I’m trying to do a very simple FC Neural network. I have 2 GPUs on my machine, I’ve followed this tutorial to make the code use 2 GPUs: Data Parallel
For some reason, I’m unable to train the model, the error I keep getting is
RuntimeError: cudnn RNN backward can only be called in training mode
The solution seemed very trivial, to set the model to training mode before forward
call, but that doesn’t fix the issue at all. I tried many different ways to actually set the model to train mode, but none worked.
Here’s my code:
Class
class ABC(nn.Module):
def __init__(self, inp_dim_size, hid_dim_size, out_size):
super(ABC, self).__init__()
self.inp_dim_size = inp_dim_size
self.hid_dim_size = hid_dim_size
self.out_size = out_size
self.seq_layer = nn.Sequential(
nn.Linear( self.inp_dim_size, self.hid_dim_size ),
nn.ELU(),
nn.Dropout(0.4),
nn.Linear(self.hid_dim_size, self.hid_dim_size // 2 ),
nn.ELU(),
nn.Dropout(0.4),
nn.Linear(self.hid_dim_size // 2, self.hid_dim_size // 2),
nn.ELU(),
nn.Dropout(0.3),
nn.Linear(self.hid_dim_size // 2, self.out_size)
)
def forward(self, X_batch):
output_scores = self.seq_layer(X_batch)
return output_scores
Train code
:
for epoch in range(num_epochs): # loop over the dataset multiple times
rl, ns = 0.0, 0
for i, data in enumerate(trainloader, 0):
# get the inputs; data is a list of [inputs, labels]
inputs, labels = data
inputs = inputs.to(device)
scores = labels.to(device)
br, _, _ = scores.shape
# zero the parameter gradients
optimizer.zero_grad()
# forward + backward + optimize
predictions = model(inputs)
loss = criterion(predictions,scores.view(br, 1))

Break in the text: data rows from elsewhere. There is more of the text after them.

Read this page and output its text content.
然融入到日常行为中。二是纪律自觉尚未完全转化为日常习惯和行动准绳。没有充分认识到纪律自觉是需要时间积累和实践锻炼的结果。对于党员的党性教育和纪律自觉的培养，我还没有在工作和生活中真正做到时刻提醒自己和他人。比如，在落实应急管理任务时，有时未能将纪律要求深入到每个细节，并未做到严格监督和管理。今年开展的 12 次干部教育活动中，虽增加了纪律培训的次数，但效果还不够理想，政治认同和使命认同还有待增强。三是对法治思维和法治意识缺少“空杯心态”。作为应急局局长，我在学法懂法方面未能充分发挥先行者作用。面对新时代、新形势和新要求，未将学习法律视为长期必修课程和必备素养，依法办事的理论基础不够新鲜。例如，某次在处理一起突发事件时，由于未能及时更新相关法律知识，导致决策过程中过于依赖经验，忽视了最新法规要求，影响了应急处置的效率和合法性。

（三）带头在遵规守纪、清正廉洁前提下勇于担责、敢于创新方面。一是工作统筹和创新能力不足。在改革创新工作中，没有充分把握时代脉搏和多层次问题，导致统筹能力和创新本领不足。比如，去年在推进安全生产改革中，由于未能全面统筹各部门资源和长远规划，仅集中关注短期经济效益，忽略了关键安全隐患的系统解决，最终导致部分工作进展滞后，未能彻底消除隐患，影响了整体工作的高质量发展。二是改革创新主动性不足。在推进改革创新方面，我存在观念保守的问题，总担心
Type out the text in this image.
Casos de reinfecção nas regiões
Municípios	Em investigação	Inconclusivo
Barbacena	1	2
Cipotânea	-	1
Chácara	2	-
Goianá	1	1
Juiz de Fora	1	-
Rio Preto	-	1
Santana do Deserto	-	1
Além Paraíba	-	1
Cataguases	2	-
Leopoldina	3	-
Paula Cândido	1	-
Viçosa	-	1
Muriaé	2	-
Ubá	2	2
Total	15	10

loss.backward(retain_graph = True)
optimizer.step()
...
model = ABC(103, 51, 1)
if torch.cuda.device_count() > 1:
model = nn.DataParallel(model)
model.to(device)
model = model.train()
else:
model = model.to(device)
model = model.train()
It’s been pretty frustrating trying to solve seemingly easy issue without any results. Any inputs will be highly appreciated. TIA !